Has Georgia defense improved? We’re about to find out

In its past two games, the Georgia defense allowed 20 points in one win and six in another, which would generally indicate a turnaround on the level of a post-spinach Popeye or a post-Braves Cobb County (pre-Braves stadium talks: Cobb furloughs teachers! Post-Braves stadium talks: “Oh look, we just found $450 million in tax revenue!”).

But look closer. Can we really believe Georgia is that much better now?

The Bulldogs’ two wins came against a Florida team that ranks 105th nationally in scoring and 111th (and last in the SEC) in total offense, and an Appalachian State team that is, well, Appalachian State.

So the fact they have allowed 13 points per game in the past two games after allowing 33.3 in the previous seven requires an asterisk … the size of a moose.

We’ll know in a few days how much progress has been made. Georgia faces Auburn on Saturday and Georgia Tech on Nov. 30. Both offenses are run-heavy and pass-light, which plays into the Bulldogs’ relative strength and diminishes the chances of more secondary mayhem. It’s one reason oddsmakers have made the No. 7 and 9-1 Tigers a relatively modest favorite (3 1/2 points) over the No. 25 and 6-3 Dogs.

The remainder of the season will decide more than bowl slots (and potentially, in Athens nirvana, the SEC East). It also somewhat is a referendum on defensive coordinator Todd Grantham.

Grantham will have one year ($850,000) remaining on his contract after this season. With the backdrop of a relatively unimpressive tenure — because even the 2012 defense underachieved, given the amount of NFL talent on the roster — it’s doubtful UGA will extend his deal. That leaves three scenarios: 1) Grantham leaves on his own for another job; 2) Grantham gets fired; 3) Georgia brings him back, but makes him prove he’s worth keeping beyond 2014.

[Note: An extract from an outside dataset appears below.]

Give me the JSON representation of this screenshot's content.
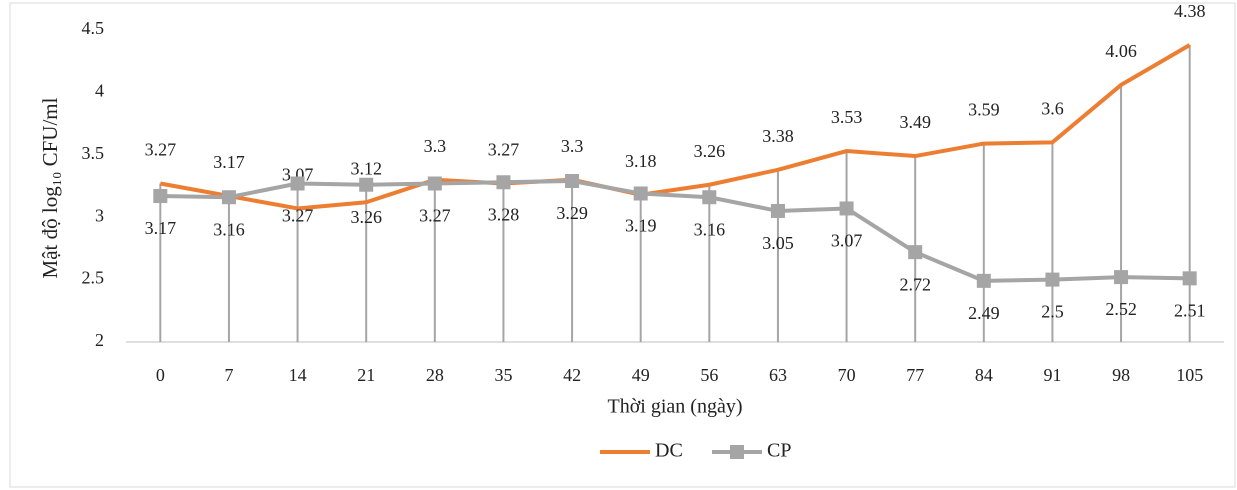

It’s easy to forget, but after the firing of the oft-maligned Willie Martinez, Grantham was no higher than Richt’s fourth choice to replace him. The school attempted to lure Bud Foster (Virginia Tech), John Chavis (LSU) and Ellis Johnson (then at South Carolina), but all three said no, instead using the offers to leverage themselves for raises. Grantham/his agent have done a masterful job making people believe he might leave in the past two years, potentially going back to the NFL. But he’s not in a position of negotiating strength now.

He can help himself these next few weeks, starting in the Auburn game. Richt said Tuesday, “I just think everybody is playing their responsibilities better. I think we’re tackling better. We’ve come together and made improvement as a whole.”

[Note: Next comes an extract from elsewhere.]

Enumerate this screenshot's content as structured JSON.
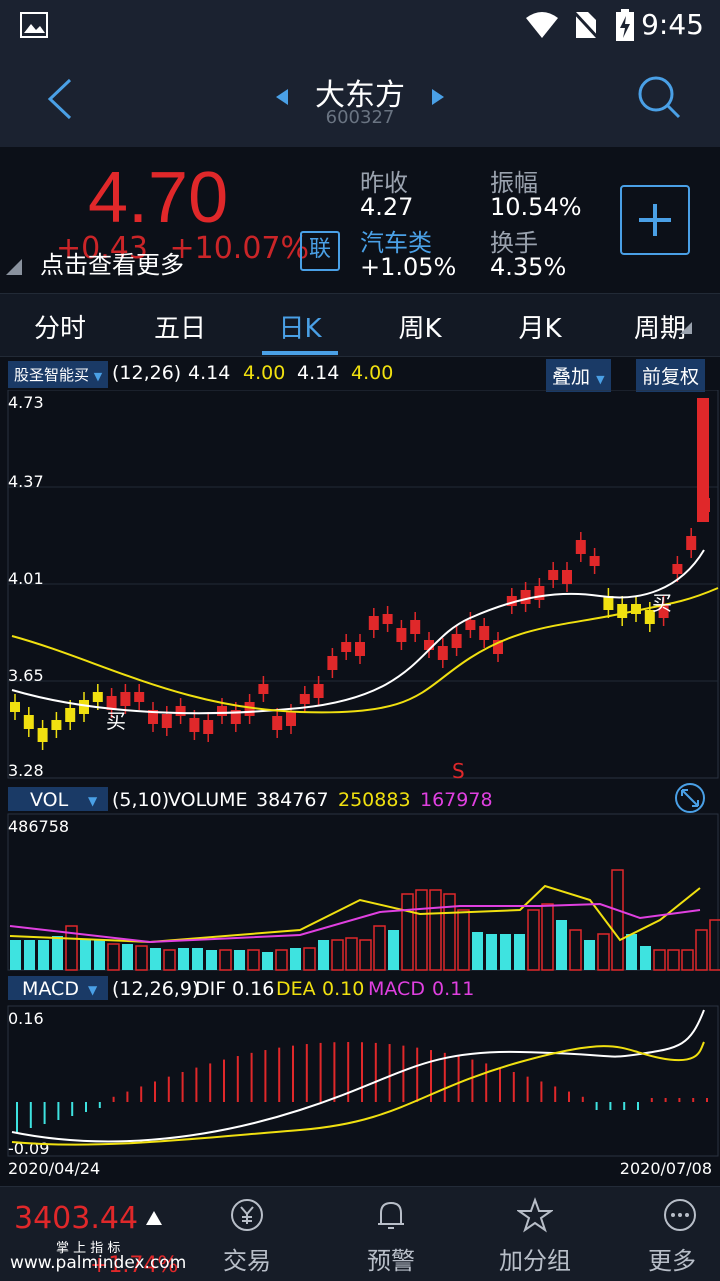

Otherwise, he seemed guarded when asked about the defense, and seemingly everything else. Since the high of the win over LSU in Week 4, this has ceased being a season for grand proclamations. Injuries, a home loss to Missouri and a punch to the gut at Vanderbilt followed. They fell from No. 6 in the rankings to off the radar.

“When you drop out of the Top 25, you drop out of the national conscience to a certain degree,” Richt said.

Defensive end Ray Drew initially balked at commenting on the significance of the Dogs’ defensive improvement the past two games. First, he gave a programmed response: “Just looking at it statistically in the last few games, I know that things have been better. We’re going to move forward, and then we’re going to be fine.”

Then, he laughed (probably sensing the eye rolls).

Me: Is that you not answering the question?

Drew: “Yes, exactly.”

Me: Do you wonder yourself how much progress has been made?

Drew: “I don’t know how to word that.”

Me: Honestly?

Drew (after long pause): “I do feel that we’ve done better. But this weekend will tell a lot because they are a stronger opponent than we’ve seen offensively in the past few weeks. So this will be a tell-tale game.”

Drew believes the biggest turnaround has been with Georgia’s freshmen, many of whom were out of position and/or missed tackles in the first several games.

“You come in here off of recruiting, you’re on top of the world and then you realize it’s a completely different level, a completely different beast,” Drew said. “Once we got everyone settled down and realized where we were at things began to take root.”

Senior nose tackle Garrison Smith echoed the sentiment: “You have to expect (mistakes) when you’re playing a whole lot of freshman. They want to make every tackle. They want to make every play. They want to get on the highlight reel. But they cause other mistakes because they’re not where they’re supposed to be. It’s just growing pains.”

As to whether that’s in the past, it’s probably best to hold off on conclusions for a few weeks.